年老いた人間の男性が外套を脱ぎ、パーティのタバーンテーブル(訳注:居酒屋(タバーン)で使われるような、長方形の長いテーブル)に腰を下ろす。衣装は埃だらけで汗まみれではあるが明らかに洗練されており、彼の出自をうかがわせる(彼がモルグレイブ大学のバーク・ハメット教授であると分かれば納得してもらえるかもしれない)。彼はダルーク・バル、即ち地元の10の学芸機関のメンバー有志で構成された、余暇を冒険とスリルの追求に費やすサークルのメンバーであると自己紹介する(余談だがダルーク・バルとはゴブリン語で「運命の玩具」を意味する)。彼らの冒険は概ね合法かどうか怪しい代物であるので、大学側に知られれば首は間違い無いのだが・・・現在彼らはトラブルに巻き込まれていた。マインドフレイヤーとその配下のヴォイドマインド・ミニオン(モンスターマニュアルV参照)がほど近い洞窟を探険していた彼らのメンバー三名を捕らえてしまったのである。つまり今ハメット教授が必要としているのは「本物の」冒険者というわけだ!

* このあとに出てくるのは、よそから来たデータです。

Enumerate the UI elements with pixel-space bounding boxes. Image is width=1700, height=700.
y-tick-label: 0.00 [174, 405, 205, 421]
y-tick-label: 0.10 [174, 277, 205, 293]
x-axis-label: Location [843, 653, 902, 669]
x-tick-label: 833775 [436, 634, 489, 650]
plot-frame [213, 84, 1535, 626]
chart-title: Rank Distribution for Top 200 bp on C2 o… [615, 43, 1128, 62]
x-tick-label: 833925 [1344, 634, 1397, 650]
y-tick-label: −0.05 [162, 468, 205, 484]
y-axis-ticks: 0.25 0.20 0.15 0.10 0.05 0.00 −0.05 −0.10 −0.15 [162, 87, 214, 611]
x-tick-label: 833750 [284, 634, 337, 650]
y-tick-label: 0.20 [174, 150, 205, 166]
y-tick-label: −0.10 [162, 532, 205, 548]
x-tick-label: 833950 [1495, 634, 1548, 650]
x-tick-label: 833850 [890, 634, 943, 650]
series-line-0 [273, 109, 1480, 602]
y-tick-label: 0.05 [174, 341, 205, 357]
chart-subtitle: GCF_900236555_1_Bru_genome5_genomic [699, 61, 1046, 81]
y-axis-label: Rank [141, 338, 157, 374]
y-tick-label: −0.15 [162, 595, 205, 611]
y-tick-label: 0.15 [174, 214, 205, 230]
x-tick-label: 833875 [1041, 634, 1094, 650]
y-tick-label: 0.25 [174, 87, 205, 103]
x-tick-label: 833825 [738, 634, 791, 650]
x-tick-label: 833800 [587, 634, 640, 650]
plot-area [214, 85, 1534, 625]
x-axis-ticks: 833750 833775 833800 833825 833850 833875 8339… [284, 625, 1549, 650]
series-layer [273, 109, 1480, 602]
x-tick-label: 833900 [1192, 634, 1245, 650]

その歩く死体は外観を隠すために外套をまとっていた。彼はカルナスにライトニング・レイルで向かう方法を探しており、その為にPC達の助けを必要としている。これは安らぎを得られぬ魂が故郷に帰るシリアスなストーリーを紡ぐ機会であるかも知れず、また――恐らくはよりありそうな事ではあるが――逃亡するゾンビ(あるいは他のアンデッド)にかかわるより気楽な冒険に関係するものであるかもしれない。緊張を保つために、発見されそうな状態で危機一髪的なシーンを多数挿入するのがいいだろう。切符に判を押す車掌はアンデッドの乗客の顔と身分証明書を比べたがるかもしれないし、隣のコンパートメントに乗る乗客は臭いにクレームをつけるだろう。子供はゾンビの両足の間にボールを転がし、それを取る振りをして外套の中を覗き込もうとする――その、死んだ目を見上げるために。また、隠された旅行者を見つけ出すことを目的とした一つかそれ以上のグループ――金銭や他の何かを彼に貸していると主張する家族(遺族?)や、ヴォルの血の信奉者、あるいは単に興味を持った伝記作家――が列車に乗り込んでいるかもしれない。

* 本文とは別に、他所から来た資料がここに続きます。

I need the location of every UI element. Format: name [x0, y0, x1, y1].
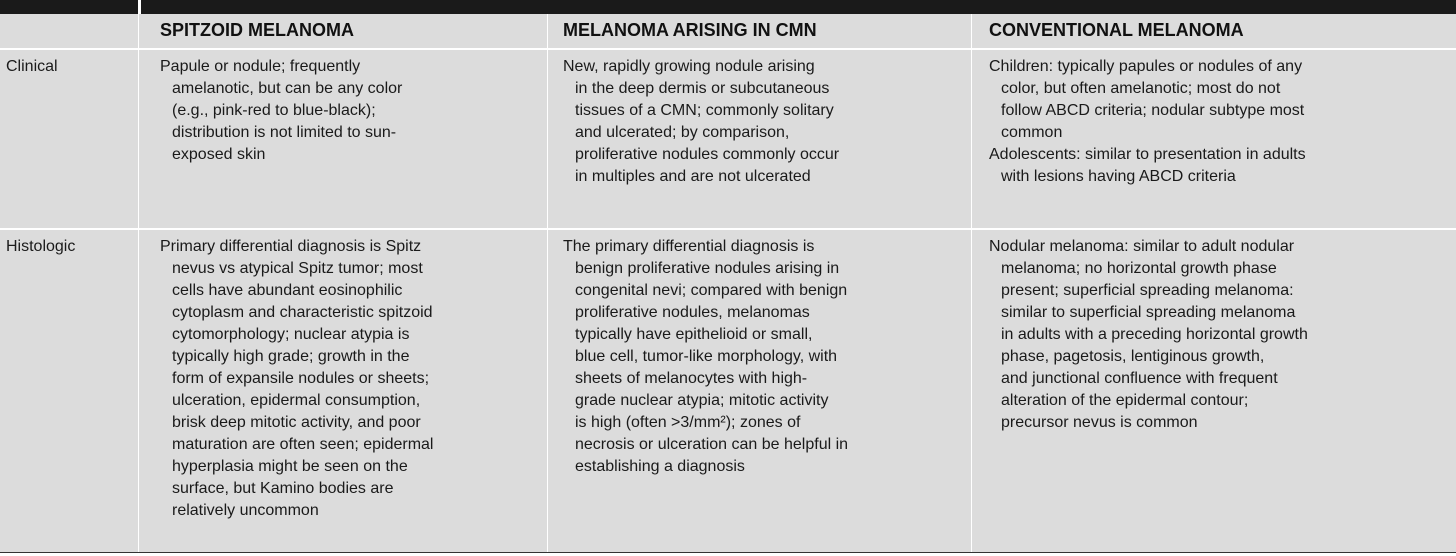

ブレランドの王はブロークンブレード城の塔の一つに秘密の客を迎える。この客に関して「国王が彼のために通常の四倍の食事を用意するようコックに命じ、仕立て屋に巨大(長さ12フィート)な黒い羊毛の外套を修繕するよう命じた」という噂が流れ、ブレランドの王都はその噂で持ちきりになっている。ロートの悪名高いゴシップペーパー(ロート・デイリー・ガゼット)はこの客の正体に関するスクープに万金を支払う用意があり、それはたちどころにPC達の知る所となる。